This was the winter we've been expecting.
After two years of bitter cold, we're in the midst of one of the warmest and driest winters in 120 years of record keeping.
And it may feel even warmer than that. The past two winters have been among the coldest on record. At this time last year, the average temperature was about 8 degrees lower.
It's largely what forecasters had anticipated for the season as we are nearing the end of a La Niña cycle, and that means drier and milder conditions.
The weather is good for farmers and tourism, but it promotes wildfires and larger insect populations.
Here's a look at how it has affected the region and what it portends for the near future:
Florida is in the midst of a prolonged drought. And with record low rainfall totals across the state, wildfire experts expect a very busy season. At least as bad as last year's season when 5,136 fires burned nearly 300,000 acres of state and federal land.
"We're right on the verge," said Ronda Sutphen, a wildfire mitigation coordinator with the Florida Forest Service. "If we don't get any rain, we could potentially have some large fires."
Among the biggest concerns are dried lake beds and swamps that can catch on fire and quickly become difficult to combat.
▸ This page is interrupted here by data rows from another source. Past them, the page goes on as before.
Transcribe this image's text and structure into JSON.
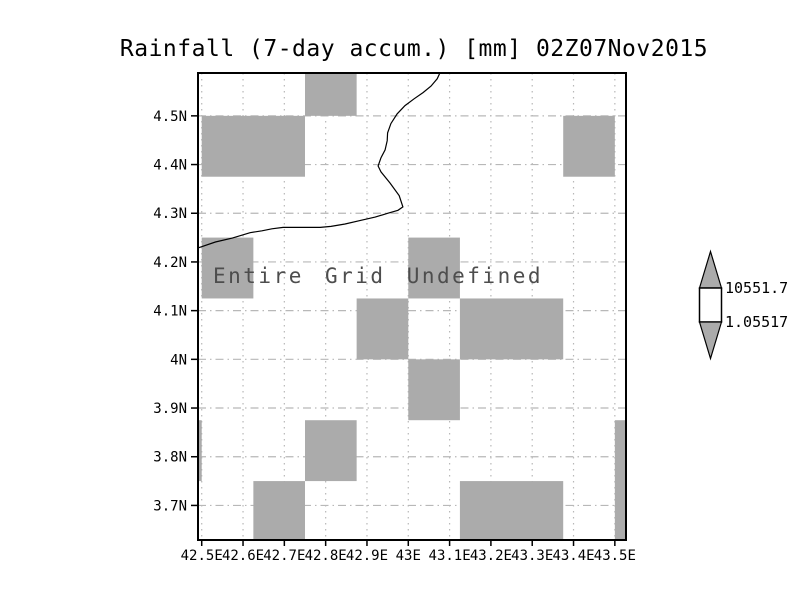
{
  "title": "Rainfall (7-day accum.) [mm] 02Z07Nov2015",
  "annotation": "Entire Grid Undefined",
  "colorbar": {
    "max_label": "10551.7",
    "min_label": "1.05517"
  },
  "chart_data": {
    "type": "heatmap",
    "title": "Rainfall (7-day accum.) [mm] 02Z07Nov2015",
    "annotation": "Entire Grid Undefined",
    "xlabel": "",
    "ylabel": "",
    "xlim": [
      42.491,
      43.527
    ],
    "ylim": [
      3.629,
      4.588
    ],
    "grid": true,
    "x_ticks": [
      {
        "value": 42.5,
        "label": "42.5E"
      },
      {
        "value": 42.6,
        "label": "42.6E"
      },
      {
        "value": 42.7,
        "label": "42.7E"
      },
      {
        "value": 42.8,
        "label": "42.8E"
      },
      {
        "value": 42.9,
        "label": "42.9E"
      },
      {
        "value": 43.0,
        "label": "43E"
      },
      {
        "value": 43.1,
        "label": "43.1E"
      },
      {
        "value": 43.2,
        "label": "43.2E"
      },
      {
        "value": 43.3,
        "label": "43.3E"
      },
      {
        "value": 43.4,
        "label": "43.4E"
      },
      {
        "value": 43.5,
        "label": "43.5E"
      }
    ],
    "y_ticks": [
      {
        "value": 4.5,
        "label": "4.5N"
      },
      {
        "value": 4.4,
        "label": "4.4N"
      },
      {
        "value": 4.3,
        "label": "4.3N"
      },
      {
        "value": 4.2,
        "label": "4.2N"
      },
      {
        "value": 4.1,
        "label": "4.1N"
      },
      {
        "value": 4.0,
        "label": "4N"
      },
      {
        "value": 3.9,
        "label": "3.9N"
      },
      {
        "value": 3.8,
        "label": "3.8N"
      },
      {
        "value": 3.7,
        "label": "3.7N"
      }
    ],
    "undefined_cells": [
      [
        42.75,
        4.5,
        42.875,
        4.625
      ],
      [
        42.5,
        4.375,
        42.75,
        4.5
      ],
      [
        43.375,
        4.375,
        43.5,
        4.5
      ],
      [
        42.5,
        4.125,
        42.625,
        4.25
      ],
      [
        43.0,
        4.125,
        43.125,
        4.25
      ],
      [
        42.875,
        4.0,
        43.0,
        4.125
      ],
      [
        43.125,
        4.0,
        43.375,
        4.125
      ],
      [
        43.0,
        3.875,
        43.125,
        4.0
      ],
      [
        42.375,
        3.75,
        42.5,
        3.875
      ],
      [
        42.75,
        3.75,
        42.875,
        3.875
      ],
      [
        43.5,
        3.625,
        43.625,
        3.875
      ],
      [
        42.625,
        3.625,
        42.75,
        3.75
      ],
      [
        43.125,
        3.625,
        43.375,
        3.75
      ]
    ],
    "coastline": [
      [
        42.492,
        4.229
      ],
      [
        42.533,
        4.241
      ],
      [
        42.574,
        4.249
      ],
      [
        42.617,
        4.26
      ],
      [
        42.646,
        4.264
      ],
      [
        42.67,
        4.268
      ],
      [
        42.697,
        4.271
      ],
      [
        42.787,
        4.271
      ],
      [
        42.813,
        4.273
      ],
      [
        42.847,
        4.278
      ],
      [
        42.883,
        4.285
      ],
      [
        42.92,
        4.292
      ],
      [
        42.951,
        4.3
      ],
      [
        42.975,
        4.306
      ],
      [
        42.987,
        4.313
      ],
      [
        42.978,
        4.336
      ],
      [
        42.956,
        4.362
      ],
      [
        42.934,
        4.385
      ],
      [
        42.927,
        4.397
      ],
      [
        42.934,
        4.414
      ],
      [
        42.944,
        4.43
      ],
      [
        42.949,
        4.449
      ],
      [
        42.95,
        4.465
      ],
      [
        42.958,
        4.484
      ],
      [
        42.973,
        4.504
      ],
      [
        42.992,
        4.521
      ],
      [
        43.014,
        4.535
      ],
      [
        43.036,
        4.548
      ],
      [
        43.055,
        4.561
      ],
      [
        43.07,
        4.576
      ],
      [
        43.077,
        4.589
      ]
    ],
    "colorbar": {
      "labels": [
        "10551.7",
        "1.05517"
      ]
    },
    "legend_position": "right",
    "colors": {
      "cell": "#ababab",
      "grid": "#b8b8b8",
      "frame": "#000000",
      "coast": "#000000",
      "annotation": "#4d4d4d"
    }
  }
}
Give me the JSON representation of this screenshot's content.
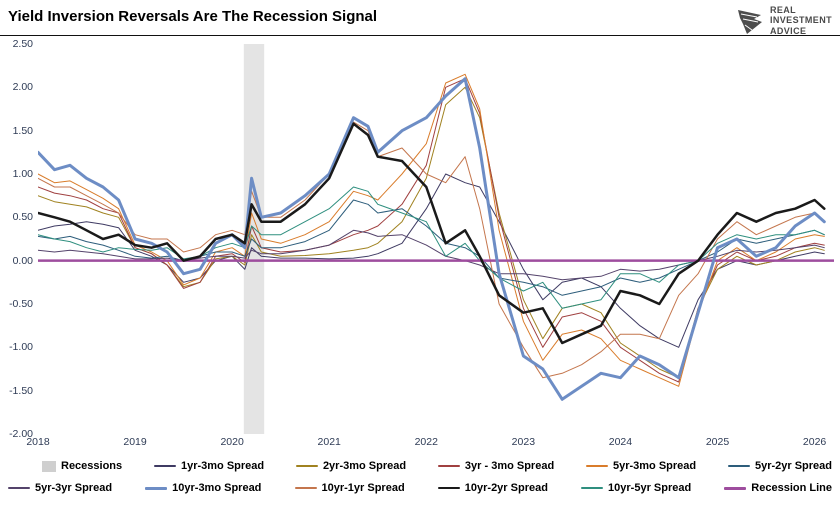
{
  "header": {
    "title": "Yield Inversion Reversals Are The Recession Signal",
    "logo_line1": "REAL",
    "logo_line2": "INVESTMENT",
    "logo_line3": "ADVICE"
  },
  "chart_data": {
    "type": "line",
    "title": "Yield Inversion Reversals Are The Recession Signal",
    "xlabel": "",
    "ylabel": "",
    "xlim": [
      2018,
      2026.2
    ],
    "ylim": [
      -2.0,
      2.5
    ],
    "grid": false,
    "legend_position": "bottom",
    "y_ticks": [
      "2.50",
      "2.00",
      "1.50",
      "1.00",
      "0.50",
      "0.00",
      "-0.50",
      "-1.00",
      "-1.50",
      "-2.00"
    ],
    "x_ticks": [
      "2018",
      "2019",
      "2020",
      "2021",
      "2022",
      "2023",
      "2024",
      "2025",
      "2026"
    ],
    "recessions_label": "Recessions",
    "recession_band": {
      "start": 2020.12,
      "end": 2020.33,
      "color": "#e4e4e4"
    },
    "recession_line": {
      "label": "Recession Line",
      "y": 0,
      "color": "#9e4d9e",
      "width": 2.5
    },
    "x": [
      2018.0,
      2018.17,
      2018.33,
      2018.5,
      2018.67,
      2018.83,
      2019.0,
      2019.17,
      2019.33,
      2019.5,
      2019.67,
      2019.83,
      2020.0,
      2020.13,
      2020.2,
      2020.3,
      2020.5,
      2020.75,
      2021.0,
      2021.25,
      2021.4,
      2021.5,
      2021.75,
      2022.0,
      2022.2,
      2022.4,
      2022.55,
      2022.75,
      2023.0,
      2023.2,
      2023.4,
      2023.6,
      2023.8,
      2024.0,
      2024.2,
      2024.4,
      2024.6,
      2024.8,
      2025.0,
      2025.2,
      2025.4,
      2025.6,
      2025.8,
      2026.0,
      2026.1
    ],
    "series": [
      {
        "name": "1yr-3mo Spread",
        "color": "#3f3b63",
        "width": 1,
        "values": [
          0.35,
          0.4,
          0.42,
          0.45,
          0.42,
          0.38,
          0.12,
          0.05,
          -0.05,
          -0.25,
          -0.2,
          0.0,
          0.05,
          -0.1,
          0.15,
          0.05,
          0.03,
          0.03,
          0.02,
          0.03,
          0.05,
          0.08,
          0.2,
          0.6,
          1.0,
          0.9,
          0.85,
          0.45,
          -0.1,
          -0.45,
          -0.25,
          -0.2,
          -0.3,
          -0.55,
          -0.75,
          -0.9,
          -1.0,
          -0.45,
          -0.1,
          0.0,
          -0.05,
          0.0,
          0.05,
          0.1,
          0.08
        ]
      },
      {
        "name": "2yr-3mo Spread",
        "color": "#a08220",
        "width": 1,
        "values": [
          0.75,
          0.68,
          0.65,
          0.62,
          0.55,
          0.5,
          0.15,
          0.08,
          -0.05,
          -0.3,
          -0.25,
          0.02,
          0.05,
          -0.05,
          0.3,
          0.1,
          0.05,
          0.06,
          0.08,
          0.12,
          0.15,
          0.2,
          0.45,
          0.95,
          1.8,
          2.0,
          1.65,
          0.55,
          -0.45,
          -0.9,
          -0.55,
          -0.5,
          -0.6,
          -0.95,
          -1.1,
          -1.25,
          -1.35,
          -0.55,
          -0.1,
          0.05,
          -0.05,
          0.0,
          0.1,
          0.15,
          0.12
        ]
      },
      {
        "name": "3yr - 3mo Spread",
        "color": "#a04040",
        "width": 1,
        "values": [
          0.85,
          0.78,
          0.75,
          0.7,
          0.6,
          0.55,
          0.15,
          0.08,
          -0.05,
          -0.32,
          -0.25,
          0.05,
          0.08,
          -0.02,
          0.4,
          0.15,
          0.1,
          0.12,
          0.18,
          0.3,
          0.35,
          0.4,
          0.65,
          1.1,
          2.0,
          2.1,
          1.7,
          0.5,
          -0.55,
          -1.0,
          -0.65,
          -0.6,
          -0.7,
          -1.0,
          -1.15,
          -1.3,
          -1.4,
          -0.55,
          -0.05,
          0.1,
          0.0,
          0.05,
          0.15,
          0.2,
          0.18
        ]
      },
      {
        "name": "5yr-3mo Spread",
        "color": "#d97c2b",
        "width": 1,
        "values": [
          1.0,
          0.9,
          0.92,
          0.82,
          0.72,
          0.6,
          0.18,
          0.1,
          0.0,
          -0.28,
          -0.2,
          0.1,
          0.15,
          0.05,
          0.55,
          0.25,
          0.2,
          0.3,
          0.45,
          0.8,
          0.75,
          0.7,
          1.0,
          1.35,
          2.05,
          2.15,
          1.75,
          0.35,
          -0.7,
          -1.15,
          -0.85,
          -0.8,
          -0.9,
          -1.15,
          -1.25,
          -1.35,
          -1.45,
          -0.6,
          0.0,
          0.15,
          0.0,
          0.1,
          0.25,
          0.3,
          0.28
        ]
      },
      {
        "name": "5yr-2yr Spread",
        "color": "#2d5d7b",
        "width": 1,
        "values": [
          0.28,
          0.25,
          0.28,
          0.22,
          0.18,
          0.12,
          0.05,
          0.03,
          0.05,
          0.0,
          0.05,
          0.1,
          0.1,
          0.05,
          0.25,
          0.15,
          0.15,
          0.22,
          0.35,
          0.7,
          0.65,
          0.55,
          0.6,
          0.4,
          0.2,
          0.15,
          0.05,
          -0.2,
          -0.25,
          -0.3,
          -0.4,
          -0.35,
          -0.3,
          -0.2,
          -0.25,
          -0.2,
          -0.1,
          0.0,
          0.1,
          0.25,
          0.2,
          0.25,
          0.3,
          0.35,
          0.3
        ]
      },
      {
        "name": "5yr-3yr Spread",
        "color": "#54436b",
        "width": 1,
        "values": [
          0.12,
          0.1,
          0.12,
          0.1,
          0.08,
          0.05,
          0.02,
          0.02,
          0.03,
          0.0,
          0.03,
          0.05,
          0.05,
          0.03,
          0.12,
          0.08,
          0.08,
          0.12,
          0.18,
          0.35,
          0.32,
          0.28,
          0.3,
          0.18,
          0.05,
          0.0,
          -0.05,
          -0.15,
          -0.15,
          -0.18,
          -0.22,
          -0.2,
          -0.18,
          -0.1,
          -0.12,
          -0.1,
          -0.05,
          0.0,
          0.05,
          0.12,
          0.1,
          0.12,
          0.15,
          0.18,
          0.15
        ]
      },
      {
        "name": "10yr-1yr Spread",
        "color": "#c4764d",
        "width": 1,
        "values": [
          0.95,
          0.85,
          0.85,
          0.75,
          0.65,
          0.55,
          0.3,
          0.25,
          0.25,
          0.1,
          0.15,
          0.3,
          0.35,
          0.3,
          0.8,
          0.5,
          0.5,
          0.7,
          1.0,
          1.6,
          1.5,
          1.2,
          1.3,
          1.0,
          0.9,
          1.2,
          0.6,
          -0.5,
          -1.0,
          -1.35,
          -1.3,
          -1.2,
          -1.05,
          -0.85,
          -0.85,
          -0.9,
          -0.4,
          -0.15,
          0.25,
          0.45,
          0.3,
          0.4,
          0.5,
          0.55,
          0.45
        ]
      },
      {
        "name": "10yr-5yr Spread",
        "color": "#2f8f7f",
        "width": 1,
        "values": [
          0.3,
          0.25,
          0.22,
          0.15,
          0.1,
          0.15,
          0.13,
          0.12,
          0.15,
          0.02,
          0.05,
          0.15,
          0.2,
          0.15,
          0.4,
          0.3,
          0.3,
          0.45,
          0.6,
          0.85,
          0.8,
          0.65,
          0.55,
          0.45,
          0.05,
          0.2,
          0.0,
          -0.2,
          -0.35,
          -0.25,
          -0.55,
          -0.5,
          -0.45,
          -0.15,
          -0.15,
          -0.25,
          -0.05,
          0.0,
          0.2,
          0.3,
          0.25,
          0.3,
          0.3,
          0.35,
          0.3
        ]
      },
      {
        "name": "10yr-3mo Spread",
        "color": "#6d8dc5",
        "width": 3,
        "values": [
          1.25,
          1.05,
          1.1,
          0.95,
          0.85,
          0.7,
          0.25,
          0.2,
          0.1,
          -0.15,
          -0.1,
          0.2,
          0.3,
          0.15,
          0.95,
          0.5,
          0.55,
          0.75,
          1.0,
          1.65,
          1.55,
          1.25,
          1.5,
          1.65,
          1.9,
          2.1,
          1.3,
          -0.15,
          -1.1,
          -1.25,
          -1.6,
          -1.45,
          -1.3,
          -1.35,
          -1.1,
          -1.2,
          -1.35,
          -0.6,
          0.15,
          0.25,
          0.05,
          0.15,
          0.4,
          0.55,
          0.45
        ]
      },
      {
        "name": "10yr-2yr Spread",
        "color": "#1a1a1a",
        "width": 2.5,
        "values": [
          0.55,
          0.5,
          0.45,
          0.35,
          0.25,
          0.3,
          0.18,
          0.15,
          0.2,
          0.0,
          0.05,
          0.25,
          0.3,
          0.2,
          0.65,
          0.45,
          0.45,
          0.65,
          0.95,
          1.58,
          1.45,
          1.2,
          1.15,
          0.85,
          0.2,
          0.35,
          0.05,
          -0.4,
          -0.6,
          -0.55,
          -0.95,
          -0.85,
          -0.75,
          -0.35,
          -0.4,
          -0.5,
          -0.15,
          0.0,
          0.3,
          0.55,
          0.45,
          0.55,
          0.6,
          0.7,
          0.6
        ]
      }
    ],
    "legend_rows": [
      [
        "Recessions",
        "1yr-3mo Spread",
        "2yr-3mo Spread",
        "3yr - 3mo Spread",
        "5yr-3mo Spread",
        "5yr-2yr Spread"
      ],
      [
        "5yr-3yr Spread",
        "10yr-3mo Spread",
        "10yr-1yr Spread",
        "10yr-2yr Spread",
        "10yr-5yr Spread",
        "Recession Line"
      ]
    ]
  }
}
Although wildfires can start any time of year, the greatest potential is in the spring, usually the driest part of the year.
"Typically we get a little rain," Sutphen said. "We haven't gotten that."
Despite a couple of close calls, farmers have avoided any major strawberry crop loses.
Unseasonable warmth, bringing an average temperature of 65.4 degrees at Tampa International Airport, has led to bumper crops — so much so that it's driven down the price farmers can get at the market.
Joe Gude, owner of Brandon Farms, says the low price is going to make it tough to turn much of a profit.
"So far, the outlook doesn't look that great," he said. "It looks pretty bleak."
The big positive: the quality of the berries.
"It's been about as good straight through as I can remember," said Jim Meeks, owner of Parkesdale Farm Market in Plant City, who sells strawberries in addition to citrus and vegetables. "They're big, and they're sweet. The berries are really pretty."
He said any negative he's had from lower prices at the market has mostly been made up by the larger volume.
"I think in the long run, this will be a better year for farmers than last year," he said. "Farmers have a certain amount of pride. They are really proud of what they are growing this year."
Bugs loving this, too
County mosquito control officials all over the Tampa Bay area have found themselves sending out spray trucks much earlier than normal this year. Last year in Hillsborough County, the first truck was sent out to spray for mosquitoes on Feb. 22. This year, two trucks had to go out in January.
"It is very, very unusual to send out spray trucks this early," said Hillsborough County's mosquito control manager Carlos Fernandes. "The cold front didn't last long enough to reduce populations."
This means a potentially bigger problem during the summer months, when mosquitoes are already a pain.
Another threat that could worsen after a warm winter are both European and African honeybees, said Jonathan Simkins, a University of Florida entomologist who works for Insect IQ. The pest control company has already seen killer bee swarms in South Florida, which means queens are splitting off from the hive and starting new bee colonies, increasing bee populations.
"Generally, we don't start seeing that until the middle of March," Simkins said.
Same goes for fire ants, cockroaches, termites and those pesky lovebugs. Practically all insects, Simkins said, will be thriving much earlier and longer after a warm winter.